Before planting, layout the locations for where you would like your plants to go. Let your kids be the garden designer! Set a few ground rules to guide choices will eliminate having a 6” plant being overtaken by a larger sunflower, but let your kids be involved as much as possible. It is their garden after all, so be ready to loosen the reigns a bit. After this step is completed, plant away! This is usually the part where kid’s attention can be easily diverted, but taking this slowly or planting in smaller allotments can help. It’s important for your kids to take part in every process, so use your creativity to keep them interested. Remember to keep your expectations reasonable on planting day as well! After planting, make sure to apply no more than 2” of a lighter consistency mulch and water everything in well.

5. Maintain your garden

Yes, it’s true- there is no such thing as a maintenance free garden. You will have to water frequently when first planting your garden and weeding will be necessary as well. But with the help of those little hands, this problem has an easy solution.

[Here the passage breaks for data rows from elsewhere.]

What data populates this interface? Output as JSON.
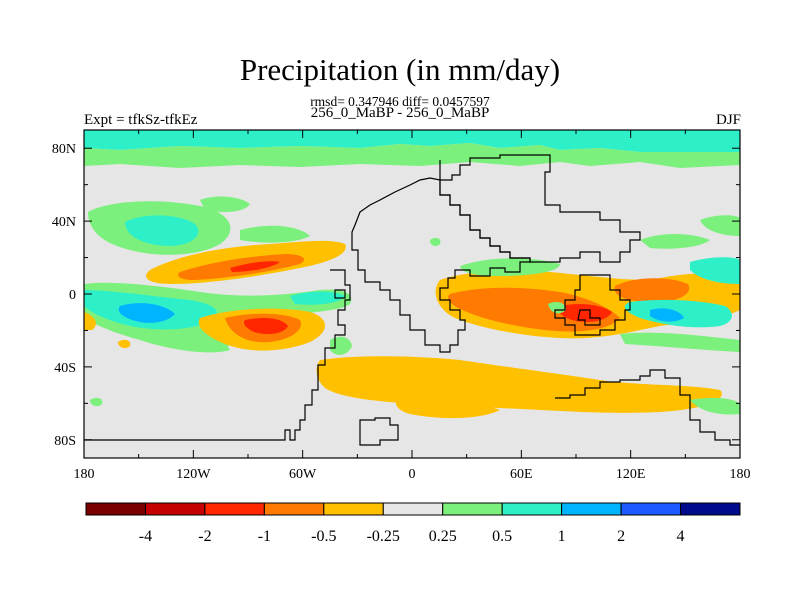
{
  "header": {
    "title": "Precipitation (in mm/day)",
    "stats": "rmsd= 0.347946 diff= 0.0457597",
    "case": "256_0_MaBP - 256_0_MaBP",
    "expt": "Expt = tfkSz-tfkEz",
    "season": "DJF"
  },
  "chart_data": {
    "type": "heatmap",
    "title": "Precipitation (in mm/day)",
    "x_ticks": [
      "180",
      "120W",
      "60W",
      "0",
      "60E",
      "120E",
      "180"
    ],
    "y_ticks": [
      "80N",
      "40N",
      "0",
      "40S",
      "80S"
    ],
    "xlim": [
      -180,
      180
    ],
    "ylim": [
      -90,
      90
    ],
    "colorbar": {
      "labels": [
        "-4",
        "-2",
        "-1",
        "-0.5",
        "-0.25",
        "0.25",
        "0.5",
        "1",
        "2",
        "4"
      ],
      "colors": [
        "#7a0000",
        "#c40000",
        "#ff2600",
        "#ff7a00",
        "#ffc000",
        "#e6e6e6",
        "#7cf07c",
        "#2ef0c8",
        "#00b4ff",
        "#1e5aff",
        "#000a8c"
      ]
    },
    "regions": [
      {
        "level": "0.5 to 1",
        "lon": [
          -180,
          180
        ],
        "lat": [
          70,
          90
        ]
      },
      {
        "level": "0.25 to 0.5",
        "lon": [
          -180,
          180
        ],
        "lat": [
          63,
          72
        ]
      },
      {
        "level": "-0.5 to -0.25",
        "lon": [
          -130,
          -40
        ],
        "lat": [
          10,
          30
        ]
      },
      {
        "level": "-2 to -0.5",
        "lon": [
          -80,
          -45
        ],
        "lat": [
          -25,
          -10
        ]
      },
      {
        "level": "-1 to -0.25",
        "lon": [
          20,
          120
        ],
        "lat": [
          -25,
          0
        ]
      },
      {
        "level": "-0.5 to -0.25",
        "lon": [
          115,
          150
        ],
        "lat": [
          -15,
          5
        ]
      },
      {
        "level": "0.5 to 2",
        "lon": [
          -180,
          -60
        ],
        "lat": [
          -20,
          0
        ]
      },
      {
        "level": "-0.5 to -0.25",
        "lon": [
          -45,
          140
        ],
        "lat": [
          -70,
          -35
        ]
      }
    ]
  }
}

I have never met a kid who doesn’t like to water plants, and weeding is easy when you keep up on it. So every time you come out to appreciate your garden or cut flowers, plan on spending an extra five minutes to pull a few weeds as part of the process. You will be amazed at how eager children become to water and even weed the garden.

6. Let them go!

Let them wander, cut and add anything fitting to their gardens. Although plants always need a time of establishment before you really start cutting flowers, it doesn’t take long until you will have tons of blooms. Your garden will become a great place of wonder and discovery as the wildlife begins to uncover the bounty you’ve created.

Creating a garden together with my son has been a greatly rewarding experience for both of us. I’m amazed at his knowledge of the garden, his ability to identify plants and his eagerness to maintain and weed. Surprisingly, I think weeding is his favorite thing to do! It has given him a respect for what it takes to maintain landscapes and public spaces as well as the amount of work that goes into every garden. Kids who garden are scientists in the making. They learn so many things it’s hard to list them all; entomology, ecology, soil science, ornithology and the power of observation. They learn about color, design and the fact that creative expression comes in many different forms. Now at the age of 6, my son even notices design elements of gardens and what looks “natural” to him. Add in some herbs and vegetables to the mix, and curiosity blossoms both in the kitchen as well as on the dinner plate. All in all, I can’t think of a reason not to garden with kids. So get those trowels ready and get dirty!

Kid Friendly plants








Mint (can be aggressive)





Shasta Daisy

Echinacea (Coneflower)

Buddleia (Butterfly Bush)

Monarda (Bee Balm)

Lambs Ear


Nepeta (Cat Mint)

Rudbeckia (Black Eyed Susan)



Peas (these need to be early season)


Heuchera (Coral Bells)



Dicentra (Bleeding Hearts)

Lily of the Valley







Please keep in mind, that not all of these plants are edible! Keep an eye on your little ones.